歌うように尺八を吹いてみたいシリーズ♪ です。


乙の「チ」始まりです。



作詞 西条八十 
作曲 成田為三

唄を忘れた金絲雀(かなりや)は 
うしろの山に棄てましょか。 
いえ、いえ、それはなりませぬ。
  
唄を忘れた金絲雀は 
背戸の小藪に埋めましょか。 
いえ、いえ、それもなりませぬ。  

唄を忘れた金絲雀は 
柳の鞭でぶちましょか。 
いえ、いえ、それはかはいそう。  

唄を忘れた金絲雀は 
象牙の船に、銀の櫂 
月夜の海に浮べれば  
忘れた歌を想ひだす。


最後の4番から曲調が変わり、歌詞と共に不思議な雰囲気を持つ歌ですね。


先月、青梅の梅まつりの虚無僧行脚で天沢院にて献奏があったのですが、その天沢院にこの『かなりや』の歌碑がありました。

知っているようで、知らない歌。
歌詞はなんだか怖いような残酷な感じ。


こちらのサイトにありますが、西条八十の当時の心情が書かれているのだそう。


歌碑には希望を表す最後の部分(4番)が記されています。


同じ碑が全国にあるようです。

東京近辺だと、上野公園の不忍池弁天堂への参道の手前にあります。

昭和35年(1960)に、 サトウ・ハチローさんら西条八十会によって建立されたそうな。

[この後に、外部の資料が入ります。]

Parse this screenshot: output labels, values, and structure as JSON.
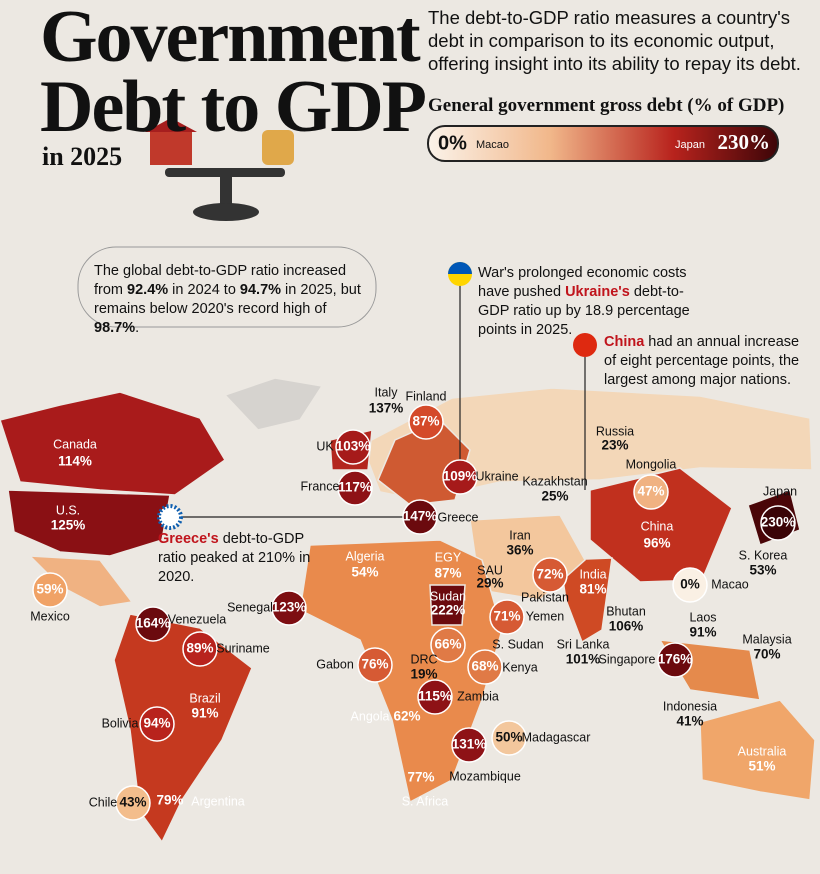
{
  "header": {
    "title_line1": "Government",
    "title_line2": "Debt to GDP",
    "year": "in 2025",
    "intro": "The debt-to-GDP ratio measures a country's debt in comparison to its economic output, offering insight into its ability to repay its debt."
  },
  "legend": {
    "title": "General government gross debt (% of GDP)",
    "min_value": "0%",
    "min_label": "Macao",
    "max_label": "Japan",
    "max_value": "230%"
  },
  "callouts": [
    {
      "parts": [
        {
          "text": "The global debt-to-GDP ratio increased from ",
          "style": "normal"
        },
        {
          "text": "92.4%",
          "style": "bold"
        },
        {
          "text": " in 2024 to ",
          "style": "normal"
        },
        {
          "text": "94.7%",
          "style": "bold"
        },
        {
          "text": " in 2025, but remains below 2020's record high of ",
          "style": "normal"
        },
        {
          "text": "98.7%",
          "style": "bold"
        },
        {
          "text": ".",
          "style": "normal"
        }
      ]
    },
    {
      "parts": [
        {
          "text": "War's prolonged economic costs have pushed ",
          "style": "normal"
        },
        {
          "text": "Ukraine's",
          "style": "red"
        },
        {
          "text": " debt-to-GDP ratio up by 18.9 percentage points in 2025.",
          "style": "normal"
        }
      ]
    },
    {
      "parts": [
        {
          "text": "China",
          "style": "red"
        },
        {
          "text": " had an annual increase of eight percentage points, the largest among major nations.",
          "style": "normal"
        }
      ]
    },
    {
      "parts": [
        {
          "text": "Greece's",
          "style": "red"
        },
        {
          "text": " debt-to-GDP ratio peaked at 210% in 2020.",
          "style": "normal"
        }
      ]
    }
  ],
  "countries": [
    {
      "name": "Canada",
      "debt": "114%"
    },
    {
      "name": "U.S.",
      "debt": "125%"
    },
    {
      "name": "Mexico",
      "debt": "59%"
    },
    {
      "name": "Venezuela",
      "debt": "164%"
    },
    {
      "name": "Suriname",
      "debt": "89%"
    },
    {
      "name": "Brazil",
      "debt": "91%"
    },
    {
      "name": "Bolivia",
      "debt": "94%"
    },
    {
      "name": "Chile",
      "debt": "43%"
    },
    {
      "name": "Argentina",
      "debt": "79%"
    },
    {
      "name": "UK",
      "debt": "103%"
    },
    {
      "name": "Italy",
      "debt": "137%"
    },
    {
      "name": "Finland",
      "debt": "87%"
    },
    {
      "name": "France",
      "debt": "117%"
    },
    {
      "name": "Ukraine",
      "debt": "109%"
    },
    {
      "name": "Greece",
      "debt": "147%"
    },
    {
      "name": "Algeria",
      "debt": "54%"
    },
    {
      "name": "Senegal",
      "debt": "123%"
    },
    {
      "name": "EGY",
      "debt": "87%"
    },
    {
      "name": "Sudan",
      "debt": "222%"
    },
    {
      "name": "SAU",
      "debt": "29%"
    },
    {
      "name": "Iran",
      "debt": "36%"
    },
    {
      "name": "Kazakhstan",
      "debt": "25%"
    },
    {
      "name": "Russia",
      "debt": "23%"
    },
    {
      "name": "Mongolia",
      "debt": "47%"
    },
    {
      "name": "China",
      "debt": "96%"
    },
    {
      "name": "Japan",
      "debt": "230%"
    },
    {
      "name": "S. Korea",
      "debt": "53%"
    },
    {
      "name": "Macao",
      "debt": "0%"
    },
    {
      "name": "Pakistan",
      "debt": "72%"
    },
    {
      "name": "India",
      "debt": "81%"
    },
    {
      "name": "Yemen",
      "debt": "71%"
    },
    {
      "name": "S. Sudan",
      "debt": "66%"
    },
    {
      "name": "Bhutan",
      "debt": "106%"
    },
    {
      "name": "Laos",
      "debt": "91%"
    },
    {
      "name": "Malaysia",
      "debt": "70%"
    },
    {
      "name": "Sri Lanka",
      "debt": "101%"
    },
    {
      "name": "Singapore",
      "debt": "176%"
    },
    {
      "name": "Gabon",
      "debt": "76%"
    },
    {
      "name": "DRC",
      "debt": "19%"
    },
    {
      "name": "Kenya",
      "debt": "68%"
    },
    {
      "name": "Zambia",
      "debt": "115%"
    },
    {
      "name": "Angola",
      "debt": "62%"
    },
    {
      "name": "Mozambique",
      "debt": "131%"
    },
    {
      "name": "Madagascar",
      "debt": "50%"
    },
    {
      "name": "S. Africa",
      "debt": "77%"
    },
    {
      "name": "Indonesia",
      "debt": "41%"
    },
    {
      "name": "Australia",
      "debt": "51%"
    }
  ]
}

ところで、金糸雀は一体どんな鳥かというと、雀の仲間で、アトリ科。

大西洋のカナリア諸島、マデイラ諸島、アゾレス諸島に生息する鳥で、16世紀のヨーロッパで飼われるようになり色んな品種が作られたとのこと。

新ポケット版 学研の図鑑より


日本へは江戸時代にオランダ人により長崎へもたらされたそうな。

古くから日本では小鳥を飼い慣らしてさえずりを楽しむ習慣があったので、カナリアも姿形やさえずりの美しさから、たちまち人気となり流行したそうですよ。(wikipediaより)


東京国立博物館所蔵

↑こちらは葛飾北斎によって描かれたカナリア

「カナアリ」になってますけど…



さらには「炭鉱のカナリア」と言われ、危険の察知には敏感な為、毒ガス検知に用いられたとのこと。

なんと可哀想に…😱



この歌詞からは、西条八十はとてもストイックな人であったのかなと想像しますが、何か困難な事に遭遇した時にこの「かなりや」の歌を思い出しそうです。

船で、遠い遠いところに行ってから、思い出しそうな………。